Wild Food Plants of Utah

Coming soon…

You already know that the healthiest food is grown at home in your own garden. Not only is it tastier, but it packs a powerful nutritious punch because it doesn’t go through the processing of store-bought food. You lose some nutrients in that processing. Obviously, growing your own food fixes this problem, but for some people, the skill and time required to grow a garden is beyond their reach.

What most people don’t know is that each of the plants represented by fruits and vegetables in the produce department are members of larger families that contain foods every bit as healthy as their cousins—often even more healthy than their cousins.

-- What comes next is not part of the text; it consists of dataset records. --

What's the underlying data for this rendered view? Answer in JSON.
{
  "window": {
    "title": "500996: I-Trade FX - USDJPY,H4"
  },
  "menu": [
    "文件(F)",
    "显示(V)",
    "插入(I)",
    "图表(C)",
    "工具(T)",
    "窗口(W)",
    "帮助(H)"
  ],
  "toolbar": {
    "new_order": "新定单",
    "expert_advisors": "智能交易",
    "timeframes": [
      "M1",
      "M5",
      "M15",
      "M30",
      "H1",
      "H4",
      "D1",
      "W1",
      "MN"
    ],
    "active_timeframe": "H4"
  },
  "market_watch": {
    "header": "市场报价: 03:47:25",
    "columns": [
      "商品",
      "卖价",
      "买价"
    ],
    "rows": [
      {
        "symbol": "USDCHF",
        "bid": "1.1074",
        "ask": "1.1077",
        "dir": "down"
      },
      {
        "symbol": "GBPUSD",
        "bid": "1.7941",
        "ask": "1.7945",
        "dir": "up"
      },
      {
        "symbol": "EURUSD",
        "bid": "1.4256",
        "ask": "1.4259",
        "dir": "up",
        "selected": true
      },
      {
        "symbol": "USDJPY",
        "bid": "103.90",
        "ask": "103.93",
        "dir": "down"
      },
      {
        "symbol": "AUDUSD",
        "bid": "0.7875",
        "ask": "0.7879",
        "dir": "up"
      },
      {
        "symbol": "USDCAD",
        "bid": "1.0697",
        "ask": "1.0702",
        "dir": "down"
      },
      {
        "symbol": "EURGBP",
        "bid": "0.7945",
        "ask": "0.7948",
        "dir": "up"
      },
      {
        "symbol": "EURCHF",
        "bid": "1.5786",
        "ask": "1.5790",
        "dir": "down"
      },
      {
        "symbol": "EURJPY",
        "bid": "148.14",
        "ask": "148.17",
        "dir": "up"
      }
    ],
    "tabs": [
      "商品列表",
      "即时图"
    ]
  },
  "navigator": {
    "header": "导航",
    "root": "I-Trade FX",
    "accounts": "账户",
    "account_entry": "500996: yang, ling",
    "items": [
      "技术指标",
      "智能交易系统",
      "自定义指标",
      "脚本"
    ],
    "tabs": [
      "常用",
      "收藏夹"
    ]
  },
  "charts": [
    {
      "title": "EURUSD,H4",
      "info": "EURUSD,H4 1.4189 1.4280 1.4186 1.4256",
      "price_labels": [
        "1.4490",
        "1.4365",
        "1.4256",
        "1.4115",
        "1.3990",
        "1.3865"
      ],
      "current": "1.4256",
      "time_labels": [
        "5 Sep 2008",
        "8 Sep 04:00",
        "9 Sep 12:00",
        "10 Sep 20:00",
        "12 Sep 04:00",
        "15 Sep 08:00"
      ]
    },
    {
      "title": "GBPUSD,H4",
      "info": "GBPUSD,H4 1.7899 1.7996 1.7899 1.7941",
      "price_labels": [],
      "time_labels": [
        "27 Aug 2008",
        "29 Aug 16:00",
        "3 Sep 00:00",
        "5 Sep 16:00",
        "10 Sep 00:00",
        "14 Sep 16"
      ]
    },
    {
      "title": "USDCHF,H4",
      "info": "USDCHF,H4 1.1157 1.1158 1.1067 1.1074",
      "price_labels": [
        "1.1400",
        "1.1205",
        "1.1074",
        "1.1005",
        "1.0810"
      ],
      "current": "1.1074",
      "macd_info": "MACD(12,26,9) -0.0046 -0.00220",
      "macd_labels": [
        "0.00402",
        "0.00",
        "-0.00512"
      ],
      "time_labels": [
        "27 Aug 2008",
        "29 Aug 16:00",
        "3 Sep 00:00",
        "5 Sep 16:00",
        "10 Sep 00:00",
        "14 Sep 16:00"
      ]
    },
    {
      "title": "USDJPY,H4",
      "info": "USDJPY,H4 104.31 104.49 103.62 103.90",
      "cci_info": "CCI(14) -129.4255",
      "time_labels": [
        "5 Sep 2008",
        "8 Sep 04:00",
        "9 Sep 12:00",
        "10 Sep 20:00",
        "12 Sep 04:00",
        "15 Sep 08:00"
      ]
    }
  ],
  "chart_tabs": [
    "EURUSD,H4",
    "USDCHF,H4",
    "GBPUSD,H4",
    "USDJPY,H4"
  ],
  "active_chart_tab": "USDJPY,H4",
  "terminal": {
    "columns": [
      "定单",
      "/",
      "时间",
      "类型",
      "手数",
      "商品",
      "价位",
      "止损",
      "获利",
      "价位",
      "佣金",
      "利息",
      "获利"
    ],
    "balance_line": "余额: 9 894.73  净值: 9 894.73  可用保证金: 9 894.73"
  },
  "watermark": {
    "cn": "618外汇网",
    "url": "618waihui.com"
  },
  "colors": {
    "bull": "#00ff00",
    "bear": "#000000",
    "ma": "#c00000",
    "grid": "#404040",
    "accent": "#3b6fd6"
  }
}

These produce relatives are all around us. Dandelion is the superfood cousin of lettuce. Lambsquarters (another common “weed”) is a cousin of spinach, and again, more nutritious. Get into the broccoli family, and you’ll find so many delicious, healthy wild cousins that with a little practice (and without the time and skill commitment required for gardening), you may discover that your property is already a lush garden of healthy foods.

Some may think of eating “weeds” as gross—the plant equivalent of eating grasshoppers or earthworms. But biologically, that’s not a fair comparison.

Wild plants are cousins of foods you already love in the same way bison are the cousins of cattle. My guess is that you’ll learn to like wild spinach as much as you would like a bison burger—a little different, but nonetheless delicious.

And when you compare the nutrition facts of store-bought produce with those of their wild cousins, the result is astounding. The wild cousins carry so much more nutrition that it’s a wonder we don’t put them in everything we eat.

Plus, there is something else to be said for eating wild plants. Not only does it make you healthier, but it makes you feel more a part of the land—part of the ecosystem you live in. And as you do that, you may find yourself interested in learning a few gardening skills. And the first time you try planting broccoli next to whitetop, you may be surprised to find that the two cousins get along really well.